Vecteur 5 - Kill switch défaillant : micro-coupures invisibles
Le kill switch est la dernière ligne de défense en cas de chute du tunnel VPN. Deux modes existent : mode app (bloque le trafic d'applications spécifiques) et mode système (bloque tout le trafic OS sortant). Seul le mode système est suffisamment robuste pour garantir l'absence de fuite lors des micro-coupures de 1-3 secondes invisibles à l'utilisateur (changement de réseau WiFi, perte 4G en métro, transition LTE↔5G).
Test reproductible :
# Terminal 1 - lancer un ping continu vers ipinfo.io
watch -n1 curl -s ipinfo.io | jq .ip
# Terminal 2 - déconnecter le VPN brutalement
sudo killall -9 nordvpn-daemon # ou équivalent selon client
Sortie attendue : le curl du terminal 1 échoue immédiatement avec timeout/refused. Pas de bascule transparente vers IP FAI. Le kill switch a fonctionné.

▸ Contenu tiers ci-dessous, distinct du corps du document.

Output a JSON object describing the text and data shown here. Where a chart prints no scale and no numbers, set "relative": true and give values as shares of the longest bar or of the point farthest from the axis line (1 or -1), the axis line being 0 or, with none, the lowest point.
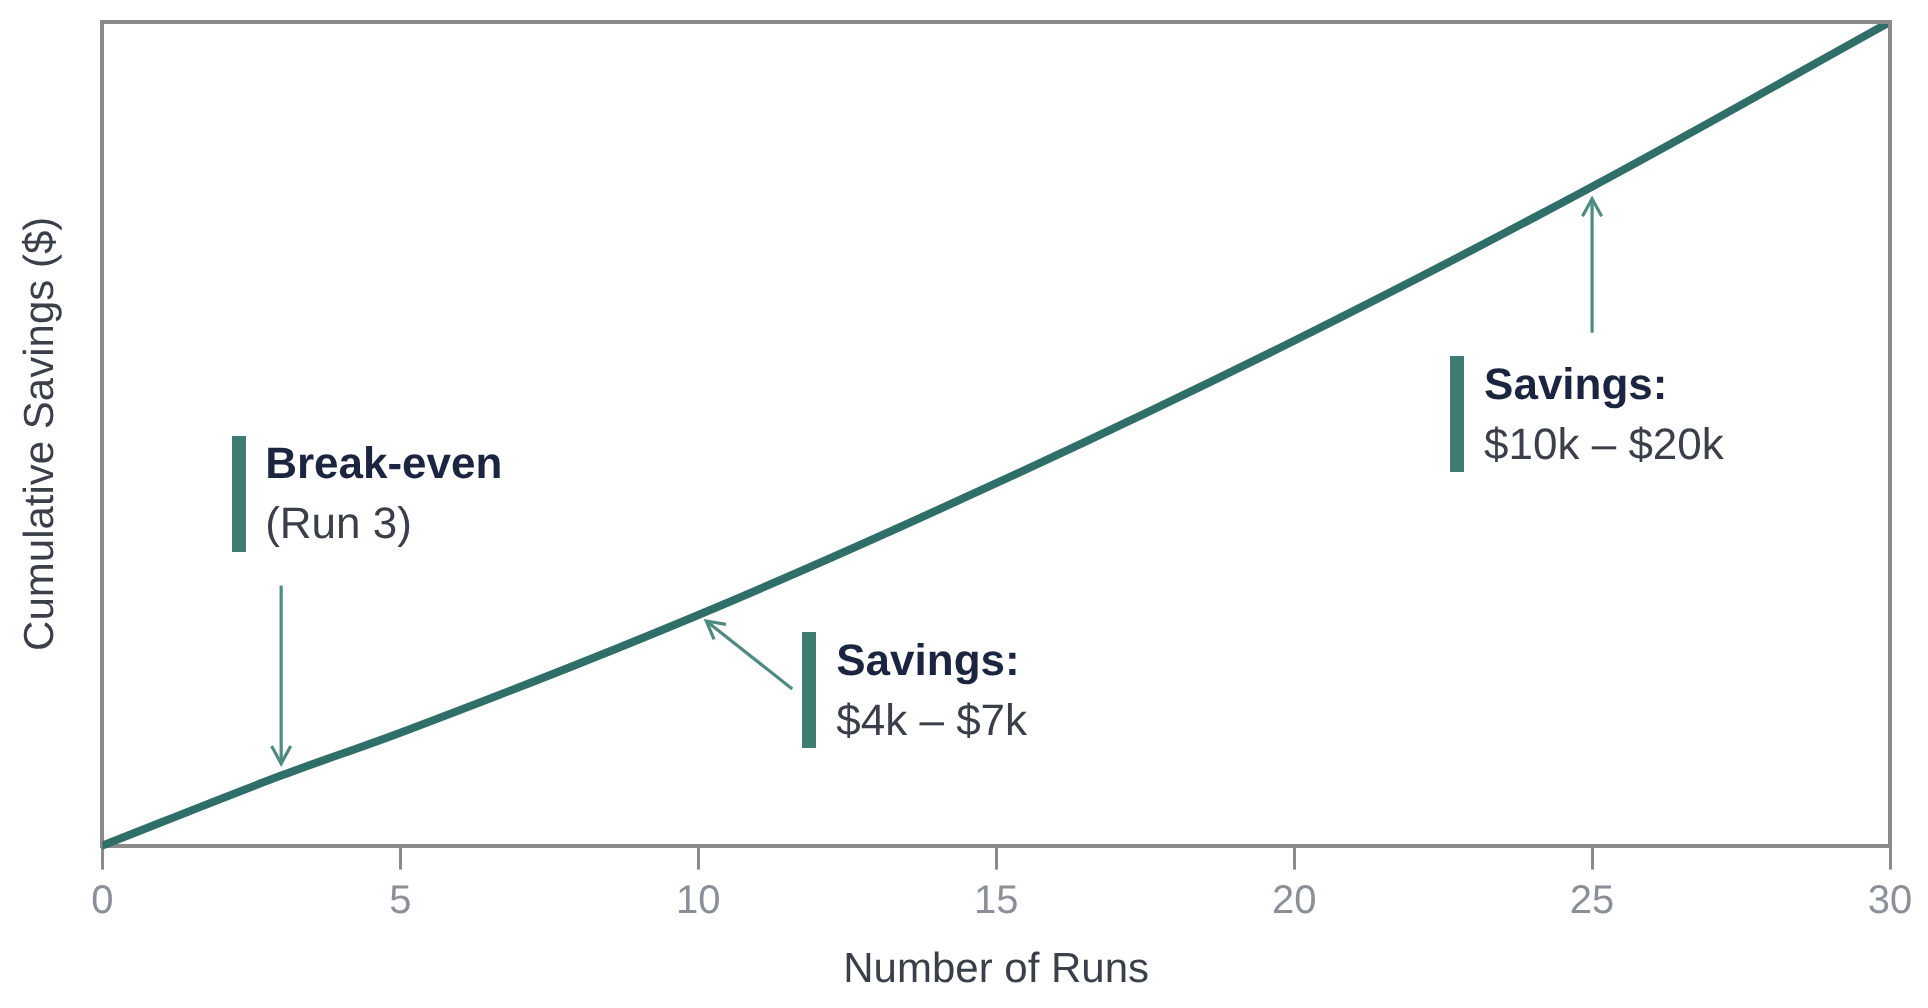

Sortie défaillante : le curl continue de retourner une IP, mais ce n'est plus l'IP VPN - c'est l'IP FAI réelle. La micro-coupure a laissé passer le trafic. Kill switch en mode app uniquement ou non activé.
Réparation. Dans NordVPN : Settings → Kill Switch → activer Kill Switch (system-level) et Internet Kill Switch. Dans Surfshark : Settings → VPN settings → Kill switch (activé). Dans ExpressVPN : Network Lock (activé par défaut). Pour les VPN open-source (WireGuard manuel), implémenter le kill switch via règles iptables/nftables explicites refusant tout trafic sortant non encapsulé wg0.
Documenter pour conformité RGPD article 32
Pour un freelance ou une entreprise soumise au RGPD, le test trimestriel constitue une vérification raisonnable de la mesure technique VPN au sens de l'article 32. Documentation recommandée :
- Capture d'écran datée du résultat de chaque test
- Archivage dans
vpn-tests/{date}/avec hash SHA-256 du fichier - Ligne dans le registre des traitements : « Vérification trimestrielle absence de fuite VPN - dernier test JJ/MM/AAAA »
- En cas de fuite détectée et corrigée : noter la fuite, la cause, la correction appliquée et la date de retest
Cette documentation est demandée en cas de contrôle CNIL ou d'audit RGPD interne. Voir notre guide complet RGPD VPN freelance pour le contexte juridique.
Ce qu'il faut retenir
Tester un VPN en 2026 n'est plus un single check DNS - c'est une méthodologie unifiée 5 dimensions (DNS, WebRTC, IPv6, MTU, kill switch) qui prend ~30 minutes et peut révéler des fuites silencieuses qu'un test DNS standard ne voit pas. Outils open-source disponibles : dns-leak-detector-cli et webrtc-leak-detector, avec commandes shell complémentaires pour IPv6, MTU et kill switch. Test trimestriel obligatoire ou à chaque changement de contexte (nouveau FAI, mise à jour OS, nouveau client VPN). Pour RGPD article 32, documenter chaque vérification avec capture datée - preuve de diligence raisonnable en cas d'audit.
Disclosure : Eric Gerard est mainteneur des outils open-source dns-leak-detector-cli et webrtc-leak-detector cités dans cet article. Pas de monétisation directe des outils - uniquement liens d'affiliation NordVPN dans le contenu éditorial. Sources techniques : RFC 4787 NAT behavior, RFC 5245 ICE, WireGuard whitepaper, W3C WebRTC specification.